Per-field overrides are common — most fields should coalesce, but CATEGORY should always come from finance. See How It Works for the merge flow diagram.

Long-running migrations — or steady-state integrations — don’t want to re-extract everything every day. With mode: incremental:

run:
mode: incremental
incrementalField: UPDATED_AT

The first run extracts everything and writes lastRunAt into the state file. Subsequent runs filter WHERE UPDATED_AT >= lastRunAt. Commit the state JSON to the repo (or store it externally) so the next run resumes from the right point.

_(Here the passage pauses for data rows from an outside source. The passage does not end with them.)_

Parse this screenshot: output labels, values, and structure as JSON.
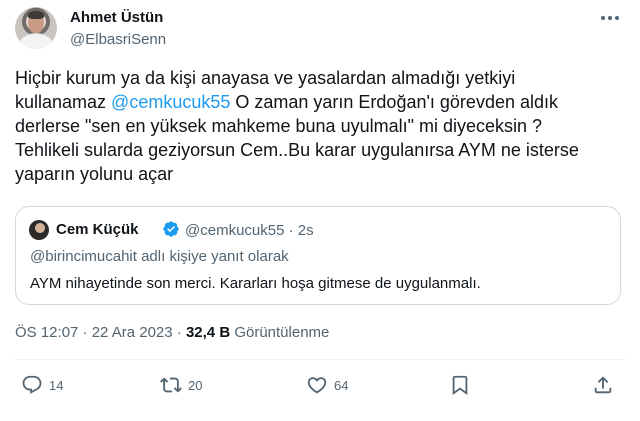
{
  "author": {
    "name": "Ahmet Üstün",
    "handle": "@ElbasriSenn"
  },
  "tweet": {
    "line1": "Hiçbir kurum ya da kişi anayasa ve yasalardan almadığı yetkiyi",
    "line2_pre": "kullanamaz ",
    "mention": "@cemkucuk55",
    "line2_post": " O zaman yarın Erdoğan'ı görevden aldık",
    "line3": "derlerse \"sen en yüksek mahkeme buna uyulmalı\" mi diyeceksin ?",
    "line4": "Tehlikeli sularda geziyorsun Cem..Bu karar uygulanırsa AYM ne isterse",
    "line5": "yaparın yolunu açar"
  },
  "quote": {
    "name": "Cem Küçük",
    "meta": "@cemkucuk55 · 2s",
    "reply_context": "@birincimucahit adlı kişiye yanıt olarak",
    "text": "AYM nihayetinde son merci. Kararları hoşa gitmese de uygulanmalı."
  },
  "meta": {
    "time_date": "ÖS 12:07 · 22 Ara 2023 · ",
    "views_count": "32,4 B",
    "views_label": " Görüntülenme"
  },
  "actions": {
    "replies": "14",
    "retweets": "20",
    "likes": "64",
    "icons": [
      "reply-icon",
      "retweet-icon",
      "like-icon",
      "bookmark-icon",
      "share-icon"
    ]
  },
  "colors": {
    "accent": "#1d9bf0",
    "secondary_text": "#536471",
    "border": "#cfd9de"
  }
}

For multi-source pipelines, set merge.incrementalSource: <id> to mark which source drives the incremental window — the others run full each time.

You don’t have to load anywhere. sluice validate runs Extract + DQ and writes the rejection CSV and DQ summary; that’s a perfectly good way to audit existing data quality without a target system.

Use this when:

  • A client wants a “data readiness” report before committing to a migration project.
  • You’re piloting an AI tool (Power BI, Copilot, an LLM agent) and need to know whether the source data is fit for purpose.
  • You’re under regulatory pressure to demonstrate data quality and need a reproducible audit trail.

The DQ summary JSON is designed to be a CI artefact: drop it into a GitHub Actions step and it becomes a per-PR data-quality report. See CI/CD Integration.

AI tools amplify your data quality — for better or worse.

Most AI-readiness conversations end at “we need to clean our data first,” and then nothing happens because nobody has a tool that fits the gap between “data warehouse” and “spreadsheet”. Sluice fits that gap.

The recipe:

  1. Point Sluice at every source the AI tool will read.
  2. Configure DQ rules that match the assumptions the AI tool makes (e.g. address formats, date ranges, currency normalisation, mandatory fields).
  3. Run sluice validate regularly — daily, weekly — and treat the rejection CSV as a backlog the data owners need to clear.
  4. Promote validated data to the AI-facing surface only after DQ has run.

For organisations adopting AI seriously, Caracal Lynx delivers this as the AI Data Readiness Audit service. See Commercial Support.

Pattern 7 — CSV/XLSX bulk import with validation

Section titled “Pattern 7 — CSV/XLSX bulk import with validation”

A bulk import from a spreadsheet should never be a one-shot manual upload. Wrap it in a Sluice pipeline:

  • Source = csv or xlsx.
  • DQ runs the same rules whether the data came from SQL Server or from a spreadsheet — so the receiving system gets the same quality bar.
  • Target can be PostgreSQL, an ERP via paid adapter, or a generic CSV bound for a downstream tool.

This pattern is how most onboarding flows should run. The cost is a YAML file; the saving is every customer-support ticket that would have come from bad spreadsheet data.